Ce Plan "3 x 20" vise un triple objectif d'ici 2020: réduire de 20% les émissions de gaz à effet de serre (GES) par rapport à 1990; améliorer de 20% l'efficacité énergétique et porter à 20% de la consommation la part des énergies renouvelables.
Les villes - 80% de la population française, 80% de l'énergie consommée et 50% des émissions de GES - s'engagent par cette Convention à réduire volontairement d'au moins 20% les émissions sur leur territoire.
La Direction générale Energie de la Commission européenne leur apportera son soutien technique pour réaliser leur inventaire d'émissions (combien, par secteurs) et mettre en place un plan stratégique, a expliqué Marie Bullet, représentante de la Convention des maires à Bruxelles.
Lancée en 2008, la Convention a recueilli 1.726 signatures dans 36 pays - y compris hors UE comme l'Albanie.
Pour le président de la Fédération des Maires des villes moyennes de France (190 villes de 10.000 à 20.000 habitants), Bruno Bourg-Broc, député-maire de Chalons-en-Champagne, c'est la parfaite illustration du slogan "Penser global, agir localement".
Nombre de villes ont déjà pris des initiatives, extrêmement variées.
Initiatives
Depuis 1999, Epinal a remplacé ses chaufferies au fuel par deux chaufferies à bois, économisant plus de 15.000 tonnes de CO2/an et jusqu'à 30% des frais de chauffage public, a expliqué mardi son édile, Michel Heinrich.

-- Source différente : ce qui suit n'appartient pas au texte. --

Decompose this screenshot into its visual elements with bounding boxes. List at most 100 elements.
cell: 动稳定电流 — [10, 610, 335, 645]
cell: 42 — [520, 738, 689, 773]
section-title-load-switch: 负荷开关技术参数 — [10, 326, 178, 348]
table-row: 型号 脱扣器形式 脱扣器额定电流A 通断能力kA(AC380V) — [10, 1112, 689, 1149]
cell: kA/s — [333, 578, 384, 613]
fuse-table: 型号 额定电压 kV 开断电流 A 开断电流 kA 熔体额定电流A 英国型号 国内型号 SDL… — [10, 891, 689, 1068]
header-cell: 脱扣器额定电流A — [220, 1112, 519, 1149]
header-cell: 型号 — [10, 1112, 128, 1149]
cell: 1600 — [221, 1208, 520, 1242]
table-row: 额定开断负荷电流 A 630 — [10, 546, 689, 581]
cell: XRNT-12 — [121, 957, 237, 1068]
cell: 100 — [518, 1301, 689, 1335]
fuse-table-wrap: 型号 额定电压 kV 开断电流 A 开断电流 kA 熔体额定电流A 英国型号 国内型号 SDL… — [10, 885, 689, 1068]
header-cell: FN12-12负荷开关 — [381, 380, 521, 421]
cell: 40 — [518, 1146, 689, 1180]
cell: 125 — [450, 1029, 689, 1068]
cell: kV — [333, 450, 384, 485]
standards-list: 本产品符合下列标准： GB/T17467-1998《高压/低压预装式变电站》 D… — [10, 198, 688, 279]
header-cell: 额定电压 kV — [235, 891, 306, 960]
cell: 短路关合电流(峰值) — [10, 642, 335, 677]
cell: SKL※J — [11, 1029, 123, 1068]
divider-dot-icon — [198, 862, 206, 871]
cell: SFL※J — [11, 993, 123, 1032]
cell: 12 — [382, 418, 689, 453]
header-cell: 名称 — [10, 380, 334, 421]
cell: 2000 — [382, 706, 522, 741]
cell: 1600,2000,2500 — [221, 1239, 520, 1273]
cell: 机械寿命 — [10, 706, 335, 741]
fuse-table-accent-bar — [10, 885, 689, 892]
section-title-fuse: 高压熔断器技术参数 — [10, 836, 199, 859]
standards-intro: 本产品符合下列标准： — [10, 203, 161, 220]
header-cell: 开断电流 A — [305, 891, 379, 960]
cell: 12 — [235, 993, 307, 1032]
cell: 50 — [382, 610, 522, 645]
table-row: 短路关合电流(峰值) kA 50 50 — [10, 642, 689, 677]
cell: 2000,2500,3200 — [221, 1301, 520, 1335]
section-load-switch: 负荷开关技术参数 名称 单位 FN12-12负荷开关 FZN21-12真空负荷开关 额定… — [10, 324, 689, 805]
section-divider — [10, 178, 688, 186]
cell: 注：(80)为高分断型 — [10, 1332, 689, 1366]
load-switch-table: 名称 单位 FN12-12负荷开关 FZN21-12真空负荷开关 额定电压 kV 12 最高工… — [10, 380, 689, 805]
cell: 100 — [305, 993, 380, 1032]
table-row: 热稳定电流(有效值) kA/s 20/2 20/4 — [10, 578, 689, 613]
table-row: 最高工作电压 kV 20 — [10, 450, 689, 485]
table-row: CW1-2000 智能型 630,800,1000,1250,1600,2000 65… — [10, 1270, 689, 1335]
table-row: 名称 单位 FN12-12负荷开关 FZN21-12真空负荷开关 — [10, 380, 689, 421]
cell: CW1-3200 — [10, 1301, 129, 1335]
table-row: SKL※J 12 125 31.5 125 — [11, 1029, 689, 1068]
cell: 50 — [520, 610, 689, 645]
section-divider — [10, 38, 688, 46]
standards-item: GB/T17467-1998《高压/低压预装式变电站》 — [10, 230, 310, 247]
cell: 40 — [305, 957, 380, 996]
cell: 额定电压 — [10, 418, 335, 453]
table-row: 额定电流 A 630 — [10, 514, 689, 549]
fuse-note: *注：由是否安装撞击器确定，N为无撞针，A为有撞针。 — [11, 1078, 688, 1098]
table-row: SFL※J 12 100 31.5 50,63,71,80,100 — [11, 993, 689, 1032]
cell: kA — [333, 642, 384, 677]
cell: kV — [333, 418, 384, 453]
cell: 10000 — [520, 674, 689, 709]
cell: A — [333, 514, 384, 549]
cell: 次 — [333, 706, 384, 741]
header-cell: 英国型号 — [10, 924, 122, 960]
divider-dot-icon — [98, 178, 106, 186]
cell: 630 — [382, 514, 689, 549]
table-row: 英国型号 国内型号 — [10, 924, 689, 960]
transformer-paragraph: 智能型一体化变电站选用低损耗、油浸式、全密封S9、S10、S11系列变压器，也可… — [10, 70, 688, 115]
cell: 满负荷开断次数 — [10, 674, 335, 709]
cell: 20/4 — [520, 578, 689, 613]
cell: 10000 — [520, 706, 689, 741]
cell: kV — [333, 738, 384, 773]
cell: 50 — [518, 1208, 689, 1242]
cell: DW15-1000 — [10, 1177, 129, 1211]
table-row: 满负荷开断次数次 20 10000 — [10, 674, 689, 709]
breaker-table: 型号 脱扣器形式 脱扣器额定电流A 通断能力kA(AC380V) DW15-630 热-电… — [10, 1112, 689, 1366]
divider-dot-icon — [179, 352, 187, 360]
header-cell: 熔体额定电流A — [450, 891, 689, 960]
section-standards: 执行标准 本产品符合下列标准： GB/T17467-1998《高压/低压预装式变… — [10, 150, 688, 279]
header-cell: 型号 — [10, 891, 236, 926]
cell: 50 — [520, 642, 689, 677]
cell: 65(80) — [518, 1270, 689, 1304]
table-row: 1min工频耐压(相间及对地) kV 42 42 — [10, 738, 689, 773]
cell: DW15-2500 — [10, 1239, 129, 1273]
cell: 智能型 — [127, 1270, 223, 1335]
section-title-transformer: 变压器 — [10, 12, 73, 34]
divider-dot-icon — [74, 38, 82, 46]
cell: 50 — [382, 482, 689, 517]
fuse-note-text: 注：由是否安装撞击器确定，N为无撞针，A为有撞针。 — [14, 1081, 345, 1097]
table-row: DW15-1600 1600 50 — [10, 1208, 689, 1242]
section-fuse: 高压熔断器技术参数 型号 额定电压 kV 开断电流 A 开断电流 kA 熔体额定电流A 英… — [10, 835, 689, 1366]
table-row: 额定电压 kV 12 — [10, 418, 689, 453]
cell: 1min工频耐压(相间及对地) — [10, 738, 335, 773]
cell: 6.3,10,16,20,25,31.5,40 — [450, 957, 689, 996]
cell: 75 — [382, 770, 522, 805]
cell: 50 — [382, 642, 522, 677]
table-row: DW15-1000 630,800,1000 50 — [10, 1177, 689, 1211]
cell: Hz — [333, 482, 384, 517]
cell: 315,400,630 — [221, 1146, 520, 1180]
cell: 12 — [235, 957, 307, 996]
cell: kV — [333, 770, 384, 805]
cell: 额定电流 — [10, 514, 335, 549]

En deux ans, Thionville a réduit de 4% ses émissions de GES grâce à une politique qui passe par les marchés publics, l'éclairage urbain et même le remplacement des mobylettes de la police municipale par des chevaux, s'est félicité son maire Bertrand Mertz.
Pour lui, "l'écologie c'est un engagement de longue durée qui ne peut pas varier au gré des humeurs électorales de nos concitoyens". "Ce n'est pas le moment de dire que ça commence à bien faire", ajoute-t-il en référence à l'expression utilisée par Nicolas Sarkozy au Salon de l'agriculture.